# Milton's 1st Annual Sheepshead Tournament



## Castaway Bait (Jun 8, 2014)

Sorry for the late news but wanted everyone to know that we are having our 1st Annual Sheepshead Tournament! Starting Jan 1st - Feb 28th 2015.
Visit our Facebook Page for more details and rules.
https://www.facebook.com/castaway.bait.tackle?ref=hl

It is a little different, fish can be Caught By: Rod& Reel, Gig, or Bow fishing.

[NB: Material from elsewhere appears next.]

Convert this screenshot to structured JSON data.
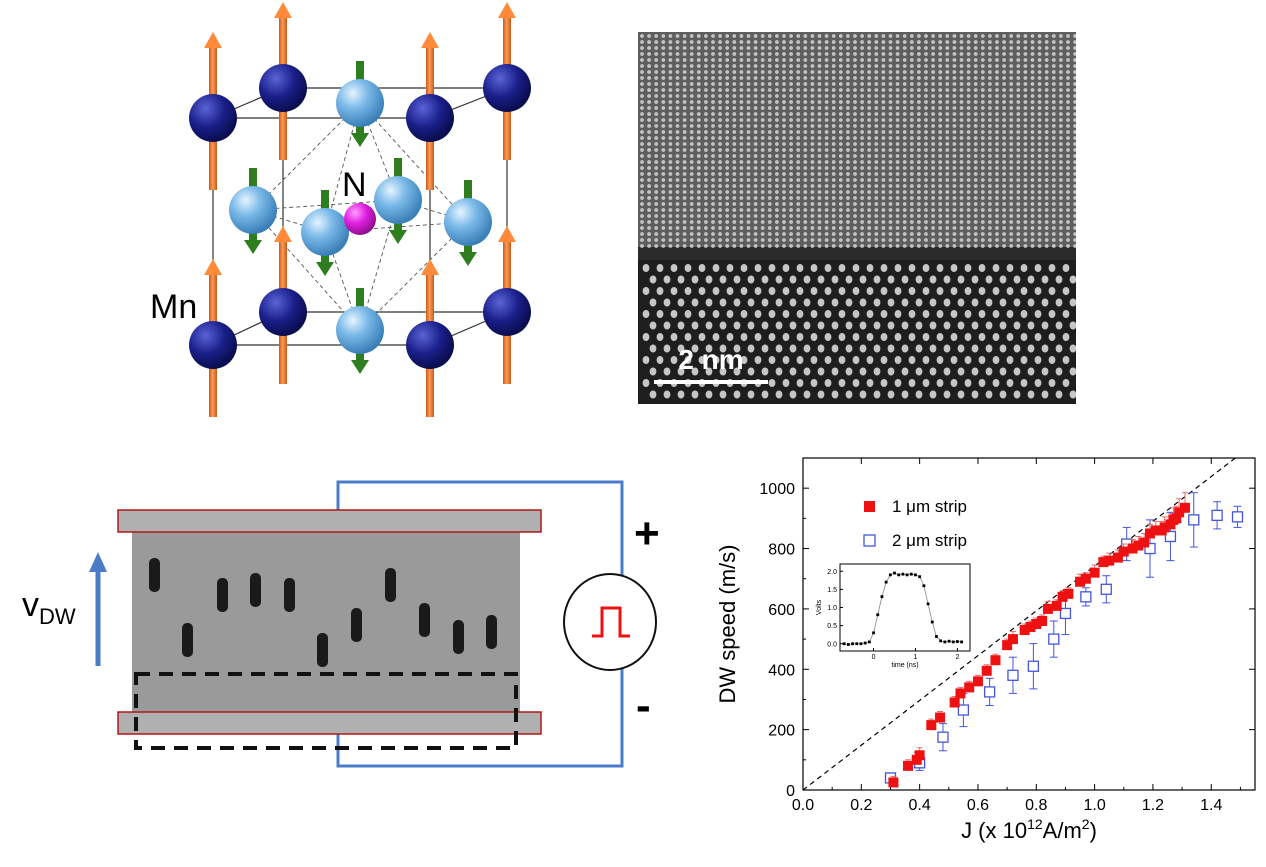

This is the first Saltwater Tournament For Milton, Hoping for a Great Turn Out For Further Tournaments in the Future!!

Thanks For Reading!!!

Castaway Bait & Tackle
3689 Avalon Blvd
Milton, FL 32583


----------



## CatHunter (Dec 31, 2008)

If it was just Rod n Reel id be in


----------



## Castaway Bait (Jun 8, 2014)

As of Today No Fish Has been Weighed!! Several are Entered in the tournament


----------



## Castaway Bait (Jun 8, 2014)

you can keep up with the tournament on our facebook page
https://www.facebook.com/castaway.bait.tackle?ref=hl

1st Place Fish on 1/18/15 is 6.6 LBS!!!!


----------